• COVID-19 patients who recover have antibodies in their blood
  • They can donate blood for clinical trials testing a coronavirus cure
  • The FDA bars gay and bisexual men from donating blood

COVID-19 patients who have recovered develop antibodies that may be helpful in finding a treatment for coronavirus. However, the Food and Drug Administration (FDA) is barring some patients from donating their blood in plasma clinical trials if they are gay or bisexual.

The FDA has existing guidelines that disallow men who have sexual relations with other men to donate blood as a safety measure against HIV transmission. It used to be a lifetime ban, but the FDA revised its policy as a 12-month restriction in 2014.

A spokesperson from the FDA confirmed that the policy remains unchanged.

"We are actively considering the situation as the outbreak progresses," the spokesperson said.

Patients who have recovered from COVID-19 have antibodies that may help with the cure but they cannot donate blood if they are gay or bisexual. AhmadArdity/Pixabay

According to the American Red Cross, thousands of their blood drive from last month were canceled due to the coronavirus quarantine. Thus, there is a shortage of blood plasma in clinical trials or convalescent plasma trials, which could potentially develop a cure for coronavirus. Doctors are testing and injecting the blood plasma with antibodies to those who are still sick with COVID-19.

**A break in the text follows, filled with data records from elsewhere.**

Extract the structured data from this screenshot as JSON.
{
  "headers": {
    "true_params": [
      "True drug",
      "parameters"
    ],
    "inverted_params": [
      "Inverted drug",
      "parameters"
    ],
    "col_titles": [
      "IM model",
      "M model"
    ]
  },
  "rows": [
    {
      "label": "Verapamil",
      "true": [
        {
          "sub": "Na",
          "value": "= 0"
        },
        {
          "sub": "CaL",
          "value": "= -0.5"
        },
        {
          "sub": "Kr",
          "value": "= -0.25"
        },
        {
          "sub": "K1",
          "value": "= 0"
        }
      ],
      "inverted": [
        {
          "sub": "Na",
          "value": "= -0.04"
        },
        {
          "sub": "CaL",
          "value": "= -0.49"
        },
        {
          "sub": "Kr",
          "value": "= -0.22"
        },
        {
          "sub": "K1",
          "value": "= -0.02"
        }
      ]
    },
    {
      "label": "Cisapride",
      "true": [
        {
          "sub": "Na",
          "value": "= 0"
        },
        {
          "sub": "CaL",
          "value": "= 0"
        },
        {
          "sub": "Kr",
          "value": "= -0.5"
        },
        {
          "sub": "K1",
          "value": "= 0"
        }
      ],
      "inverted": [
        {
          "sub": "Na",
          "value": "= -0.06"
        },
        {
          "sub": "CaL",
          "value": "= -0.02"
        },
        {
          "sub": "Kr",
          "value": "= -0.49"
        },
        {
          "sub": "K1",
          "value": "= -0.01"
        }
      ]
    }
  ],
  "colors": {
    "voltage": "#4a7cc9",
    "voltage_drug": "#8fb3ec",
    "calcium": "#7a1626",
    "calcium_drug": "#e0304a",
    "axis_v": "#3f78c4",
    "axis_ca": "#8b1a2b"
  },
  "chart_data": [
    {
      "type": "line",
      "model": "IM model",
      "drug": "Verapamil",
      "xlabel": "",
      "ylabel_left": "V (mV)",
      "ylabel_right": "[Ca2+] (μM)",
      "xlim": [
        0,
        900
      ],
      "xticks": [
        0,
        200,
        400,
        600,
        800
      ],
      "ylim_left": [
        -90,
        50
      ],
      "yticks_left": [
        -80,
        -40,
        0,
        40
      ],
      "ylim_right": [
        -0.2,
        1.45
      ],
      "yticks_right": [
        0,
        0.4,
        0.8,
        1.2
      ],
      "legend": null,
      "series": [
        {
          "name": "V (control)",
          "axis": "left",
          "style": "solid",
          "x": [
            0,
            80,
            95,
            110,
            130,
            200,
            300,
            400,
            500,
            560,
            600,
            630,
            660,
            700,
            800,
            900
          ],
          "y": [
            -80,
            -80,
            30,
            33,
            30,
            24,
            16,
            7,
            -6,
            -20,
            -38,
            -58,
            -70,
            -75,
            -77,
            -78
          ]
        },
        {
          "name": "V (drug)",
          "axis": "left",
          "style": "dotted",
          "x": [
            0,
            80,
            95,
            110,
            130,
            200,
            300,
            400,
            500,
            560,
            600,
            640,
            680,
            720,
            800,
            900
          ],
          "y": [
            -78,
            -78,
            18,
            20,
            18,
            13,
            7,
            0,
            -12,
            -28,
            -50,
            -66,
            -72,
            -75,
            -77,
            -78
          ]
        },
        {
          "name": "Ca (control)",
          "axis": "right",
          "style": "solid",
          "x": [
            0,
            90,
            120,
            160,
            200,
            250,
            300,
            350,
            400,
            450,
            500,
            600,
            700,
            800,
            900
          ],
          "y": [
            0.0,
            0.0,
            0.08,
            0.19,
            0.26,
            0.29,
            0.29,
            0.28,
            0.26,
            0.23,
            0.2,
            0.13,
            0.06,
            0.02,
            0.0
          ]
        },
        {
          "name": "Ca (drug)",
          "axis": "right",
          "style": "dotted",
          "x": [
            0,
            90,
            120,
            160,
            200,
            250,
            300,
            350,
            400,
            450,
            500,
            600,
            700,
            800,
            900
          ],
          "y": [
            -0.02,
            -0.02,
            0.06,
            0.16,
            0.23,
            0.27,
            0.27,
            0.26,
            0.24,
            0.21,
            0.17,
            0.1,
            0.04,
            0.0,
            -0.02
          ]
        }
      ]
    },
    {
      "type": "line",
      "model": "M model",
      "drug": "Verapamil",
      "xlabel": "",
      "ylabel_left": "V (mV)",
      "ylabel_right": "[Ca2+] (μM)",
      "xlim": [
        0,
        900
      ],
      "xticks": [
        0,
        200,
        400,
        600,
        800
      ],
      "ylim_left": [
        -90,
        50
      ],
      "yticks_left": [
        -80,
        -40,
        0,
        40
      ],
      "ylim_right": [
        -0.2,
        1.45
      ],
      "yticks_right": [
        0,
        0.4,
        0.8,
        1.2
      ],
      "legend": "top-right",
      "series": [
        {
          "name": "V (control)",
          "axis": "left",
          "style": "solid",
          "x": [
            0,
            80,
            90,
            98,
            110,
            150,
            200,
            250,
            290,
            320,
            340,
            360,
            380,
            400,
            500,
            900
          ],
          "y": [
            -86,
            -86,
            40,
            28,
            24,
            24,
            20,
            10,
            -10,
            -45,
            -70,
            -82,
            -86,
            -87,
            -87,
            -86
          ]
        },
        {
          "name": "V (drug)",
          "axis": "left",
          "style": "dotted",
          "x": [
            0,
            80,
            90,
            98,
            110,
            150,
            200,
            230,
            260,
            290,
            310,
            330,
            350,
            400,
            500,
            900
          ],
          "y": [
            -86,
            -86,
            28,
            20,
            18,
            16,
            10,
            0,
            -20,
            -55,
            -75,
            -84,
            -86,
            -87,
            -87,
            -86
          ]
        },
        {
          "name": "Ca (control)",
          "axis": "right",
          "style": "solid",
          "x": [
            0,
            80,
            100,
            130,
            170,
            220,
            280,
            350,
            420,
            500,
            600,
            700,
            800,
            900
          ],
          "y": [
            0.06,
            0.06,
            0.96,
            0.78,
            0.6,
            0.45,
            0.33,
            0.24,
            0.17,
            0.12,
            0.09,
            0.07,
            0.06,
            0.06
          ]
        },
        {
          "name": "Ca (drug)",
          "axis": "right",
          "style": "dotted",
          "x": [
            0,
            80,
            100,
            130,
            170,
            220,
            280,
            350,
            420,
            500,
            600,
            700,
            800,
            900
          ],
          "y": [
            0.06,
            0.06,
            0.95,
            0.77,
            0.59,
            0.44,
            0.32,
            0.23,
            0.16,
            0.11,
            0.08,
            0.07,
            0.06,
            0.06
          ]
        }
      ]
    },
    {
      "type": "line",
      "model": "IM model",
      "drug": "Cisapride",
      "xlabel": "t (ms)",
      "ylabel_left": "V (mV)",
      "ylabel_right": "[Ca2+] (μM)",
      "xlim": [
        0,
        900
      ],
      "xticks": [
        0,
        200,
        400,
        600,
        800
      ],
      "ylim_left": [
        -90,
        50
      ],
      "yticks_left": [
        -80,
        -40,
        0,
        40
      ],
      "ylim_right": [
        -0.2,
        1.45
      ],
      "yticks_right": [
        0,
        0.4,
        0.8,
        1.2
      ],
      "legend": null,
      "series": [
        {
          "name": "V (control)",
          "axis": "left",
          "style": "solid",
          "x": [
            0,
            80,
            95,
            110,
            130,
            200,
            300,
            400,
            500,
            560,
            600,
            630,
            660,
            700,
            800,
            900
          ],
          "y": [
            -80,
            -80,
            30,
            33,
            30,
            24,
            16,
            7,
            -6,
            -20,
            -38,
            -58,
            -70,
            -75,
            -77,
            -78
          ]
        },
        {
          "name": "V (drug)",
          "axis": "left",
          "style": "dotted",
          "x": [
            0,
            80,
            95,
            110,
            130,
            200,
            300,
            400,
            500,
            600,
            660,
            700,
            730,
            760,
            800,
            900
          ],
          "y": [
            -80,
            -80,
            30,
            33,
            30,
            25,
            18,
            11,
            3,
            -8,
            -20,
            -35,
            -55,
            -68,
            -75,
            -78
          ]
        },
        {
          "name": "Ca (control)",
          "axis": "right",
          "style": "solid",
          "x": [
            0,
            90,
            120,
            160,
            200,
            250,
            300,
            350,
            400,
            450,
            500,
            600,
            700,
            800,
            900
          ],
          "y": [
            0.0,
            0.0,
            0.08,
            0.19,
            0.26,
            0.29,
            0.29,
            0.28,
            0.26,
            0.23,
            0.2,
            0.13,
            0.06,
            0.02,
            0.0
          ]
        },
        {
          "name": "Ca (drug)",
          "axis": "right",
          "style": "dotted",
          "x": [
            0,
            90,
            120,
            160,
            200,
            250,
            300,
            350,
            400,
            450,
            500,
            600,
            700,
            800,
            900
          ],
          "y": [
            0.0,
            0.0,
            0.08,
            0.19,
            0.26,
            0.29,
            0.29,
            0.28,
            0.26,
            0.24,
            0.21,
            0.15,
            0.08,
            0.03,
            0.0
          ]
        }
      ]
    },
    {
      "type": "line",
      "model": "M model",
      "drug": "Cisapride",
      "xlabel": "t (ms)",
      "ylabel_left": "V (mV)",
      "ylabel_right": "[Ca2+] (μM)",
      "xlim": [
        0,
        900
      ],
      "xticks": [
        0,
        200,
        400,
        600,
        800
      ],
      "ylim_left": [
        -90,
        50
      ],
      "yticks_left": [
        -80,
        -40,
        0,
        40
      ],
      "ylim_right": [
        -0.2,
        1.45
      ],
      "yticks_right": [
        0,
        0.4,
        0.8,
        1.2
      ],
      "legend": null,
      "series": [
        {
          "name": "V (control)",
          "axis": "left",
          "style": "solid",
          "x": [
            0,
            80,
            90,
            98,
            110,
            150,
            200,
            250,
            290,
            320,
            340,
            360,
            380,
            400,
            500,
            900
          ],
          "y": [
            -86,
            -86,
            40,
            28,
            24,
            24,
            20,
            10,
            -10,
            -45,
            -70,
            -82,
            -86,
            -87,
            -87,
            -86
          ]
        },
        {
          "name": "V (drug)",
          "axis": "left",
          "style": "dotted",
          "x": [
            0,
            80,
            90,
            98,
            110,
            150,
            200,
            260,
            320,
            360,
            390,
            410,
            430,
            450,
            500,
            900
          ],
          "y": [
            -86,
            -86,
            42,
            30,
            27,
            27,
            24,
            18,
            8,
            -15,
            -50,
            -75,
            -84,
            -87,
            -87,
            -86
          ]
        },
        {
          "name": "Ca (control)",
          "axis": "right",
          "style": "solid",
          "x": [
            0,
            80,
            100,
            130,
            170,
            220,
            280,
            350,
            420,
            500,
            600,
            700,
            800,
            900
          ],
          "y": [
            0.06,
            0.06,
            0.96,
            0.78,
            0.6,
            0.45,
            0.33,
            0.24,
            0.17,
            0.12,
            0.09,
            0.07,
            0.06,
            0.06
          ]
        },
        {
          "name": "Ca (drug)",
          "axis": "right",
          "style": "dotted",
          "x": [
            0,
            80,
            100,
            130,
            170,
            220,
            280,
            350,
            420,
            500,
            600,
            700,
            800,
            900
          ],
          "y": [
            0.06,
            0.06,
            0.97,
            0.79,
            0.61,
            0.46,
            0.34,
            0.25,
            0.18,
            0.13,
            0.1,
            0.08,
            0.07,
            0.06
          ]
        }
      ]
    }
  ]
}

In response to the FDA, Democratic senators wrote the agency a letter asking a change in the "antiquated policy" on blood donations.

"This antiquated policy is not based on current science, stigmatizes the LGBTQIA+ community, and undermines crucial efforts to increase the nation’s blood supply as the United States grapples with the coronavirus crisis," the senators, led by House Oversight and Reform Committee Chairwoman Carolyn Maloney, D-Ny., and Rep. Alexandria Ocasio-Cortez, D-Ny., wrote.

The FDA’s spokesperson confirmed that they received the letter from the senators.

GLAAD President and CEO Sarah Kate Ellis are also asking the FDA to lift the ban in a petition that has earned over 18,000 signatures so far.

"The FDA cannot let an outdated and discriminatory ban on blood donations from gay and bi men get in the way of potentially life-saving treatment for the country's painful current health crisis," Ellis said. "Continuing to enforce this antiquated policy is dangerous, irresponsible, and flies in the face of recommendations from medical experts."